Summer of Love
July 26, 2011 § 2 Comments
I’ve been trying to write a blog entry for a couple of weeks, but it can only be about pain and danger, which I was trying to avoid for the sensitive among you. Can’t I write about something else? I have the whole city at my feet. But you must understand, there is nothing else. Not now. This is the summer of lead, of life-in-death, of agony by the window and fervent pill-counting; this is my father rising.
What else is there? The government is insane. The climate war is over, and we lost. Millions will suffer and die, in storms, floods, drought, thirst, hunger, and despair, yet I cling to my love poems (I’ve written 12), the only good to come out of my farcical & endless story. Love poems can survive a thousand years and nobody remembers how the world then was being driven to ruin—or cares who the man or woman was; he/she is just any old beloved.
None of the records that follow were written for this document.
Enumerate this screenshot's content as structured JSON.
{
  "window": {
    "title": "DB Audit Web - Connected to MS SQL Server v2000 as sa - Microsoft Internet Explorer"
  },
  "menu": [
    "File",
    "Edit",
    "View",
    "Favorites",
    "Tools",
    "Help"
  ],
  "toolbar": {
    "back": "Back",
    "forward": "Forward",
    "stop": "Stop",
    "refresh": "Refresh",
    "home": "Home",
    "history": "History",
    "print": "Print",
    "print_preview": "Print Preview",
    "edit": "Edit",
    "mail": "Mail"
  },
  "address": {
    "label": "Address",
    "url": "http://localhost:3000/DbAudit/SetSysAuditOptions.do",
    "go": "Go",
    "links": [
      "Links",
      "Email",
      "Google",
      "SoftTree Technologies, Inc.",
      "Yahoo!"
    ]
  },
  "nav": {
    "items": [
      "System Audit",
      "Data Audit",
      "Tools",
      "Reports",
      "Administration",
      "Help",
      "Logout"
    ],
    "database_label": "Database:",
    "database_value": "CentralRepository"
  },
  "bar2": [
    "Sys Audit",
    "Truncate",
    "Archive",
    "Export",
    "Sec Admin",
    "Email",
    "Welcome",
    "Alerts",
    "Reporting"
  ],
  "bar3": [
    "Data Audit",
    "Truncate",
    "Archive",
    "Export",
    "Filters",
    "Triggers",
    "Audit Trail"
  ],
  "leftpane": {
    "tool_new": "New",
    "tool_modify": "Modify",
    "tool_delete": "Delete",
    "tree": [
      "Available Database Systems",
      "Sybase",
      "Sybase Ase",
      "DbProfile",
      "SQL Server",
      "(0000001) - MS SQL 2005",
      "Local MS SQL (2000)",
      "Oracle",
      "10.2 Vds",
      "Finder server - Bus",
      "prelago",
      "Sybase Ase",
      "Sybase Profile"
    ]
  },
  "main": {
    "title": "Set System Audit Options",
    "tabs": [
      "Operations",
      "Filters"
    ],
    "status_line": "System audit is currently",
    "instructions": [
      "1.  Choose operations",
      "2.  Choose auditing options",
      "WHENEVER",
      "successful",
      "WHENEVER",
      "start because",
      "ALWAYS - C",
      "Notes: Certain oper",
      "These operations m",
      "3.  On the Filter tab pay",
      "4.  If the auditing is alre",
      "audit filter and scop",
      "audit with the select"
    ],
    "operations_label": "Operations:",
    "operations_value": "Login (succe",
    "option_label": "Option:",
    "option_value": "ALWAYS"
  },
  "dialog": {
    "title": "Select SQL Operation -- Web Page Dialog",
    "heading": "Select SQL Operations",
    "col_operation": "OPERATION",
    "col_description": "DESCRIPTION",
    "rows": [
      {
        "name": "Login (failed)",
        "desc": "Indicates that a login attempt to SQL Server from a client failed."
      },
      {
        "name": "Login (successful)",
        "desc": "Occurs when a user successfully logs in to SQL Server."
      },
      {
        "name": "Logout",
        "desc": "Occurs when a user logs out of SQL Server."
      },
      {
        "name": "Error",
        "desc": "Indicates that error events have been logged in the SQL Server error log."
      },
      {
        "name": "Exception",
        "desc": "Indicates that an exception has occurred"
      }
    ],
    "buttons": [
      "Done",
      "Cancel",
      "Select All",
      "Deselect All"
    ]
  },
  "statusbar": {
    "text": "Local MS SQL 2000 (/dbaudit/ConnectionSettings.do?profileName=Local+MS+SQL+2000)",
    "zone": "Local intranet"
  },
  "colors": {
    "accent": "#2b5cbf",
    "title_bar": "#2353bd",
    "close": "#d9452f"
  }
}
My goal is to become the sort of woman who doesn’t fall in love. Who loves largely and thinly; who writes. Who has done something alchemical with her heart, or simply forked the devil in the belly so the black blood curdles on the floor; and then is sweet as a meadow of star-white flowers, a meadow with no beginning, no end, no center.
UNTITLED POEM (iii)
Bite back passion. Spring now sets.
Watch little by little the night turn around.
Echoes in the house; want to go up, dare not.
A glow behind the screen; wish to go through, cannot.
It would hurt too much, the swallow on a hairpin;
Truly shame me, the phoenix on a mirror.
On the road back, sunrise over Heng-t’ang.
The blossoming of the morning-star shines farewell on the jewelled saddle.
Lǐ Shāngyǐn (812-858)
This whole post is a love poem; I’d love to see the others. I’m so sorry you’re hurting.
It may be the summer of ‘lead’ but, from where I sit, you bring a certain light to it with such deep, powerful language — your own (the last paragraph of your post is pure poetry), and the poems by Li Shangyin and James Tate. Of course, having met you and shared our thoughts on writing and life brings more dimension to what I’m reading. Your blog is really eloquent. Who could have known, when I added my post re: unbearable loss that it would have sparked the comments it did? Thank you for yours. I’ll be back, for more of your observations, poetry, etc.